Get us in your inbox

Adoration

  • Film
OH SNAP Bostick pictures his dad as a terrorist.
OH SNAP Bostick pictures his dad as a terrorist.
Advertising

Time Out says

The roundly terrible Adoration exhibits all of Atom Egoyan’s usual stylistic quirks and thematic obsessions—those traits that mark him, for better and for worse, as a bona fide auteur. Yet what works in one Egoyan film, like the sorely underrated Ararat, does not necessarily work in others. Here, the time-jumping narrative and self-consciously somnambulant mood undermine the writer-director’s zeitgeist-inspired thesis.

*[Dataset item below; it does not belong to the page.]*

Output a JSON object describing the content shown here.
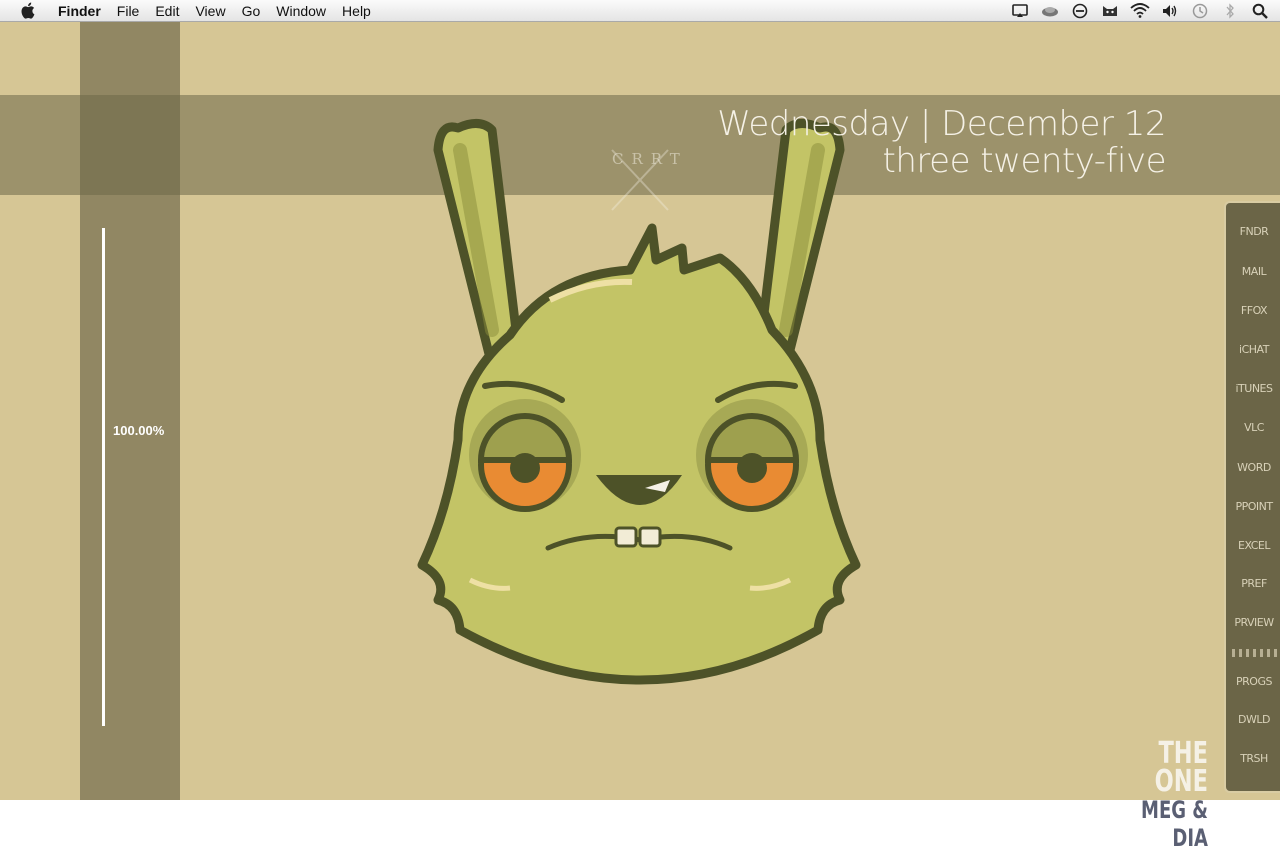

Terrorism is on Egoyan’s mind, and not just the kind inflicted by Middle Eastern extremists. Simon (Bostick) is a troubled high-school student trying to make sense of the death of his father, Sami (Noam Jenkins), and mother, Rachel (Blanchard). This leads him to concoct a story—with the full sanction of his flighty French teacher (Khanjian)—about his dad being an airplane-bombing terrorist. The lie spirals out of control and several unspoken motivations come to light, but the specifics barely matter, because the director would rather sell us his increasingly stale line about the mind-warping effects of technology.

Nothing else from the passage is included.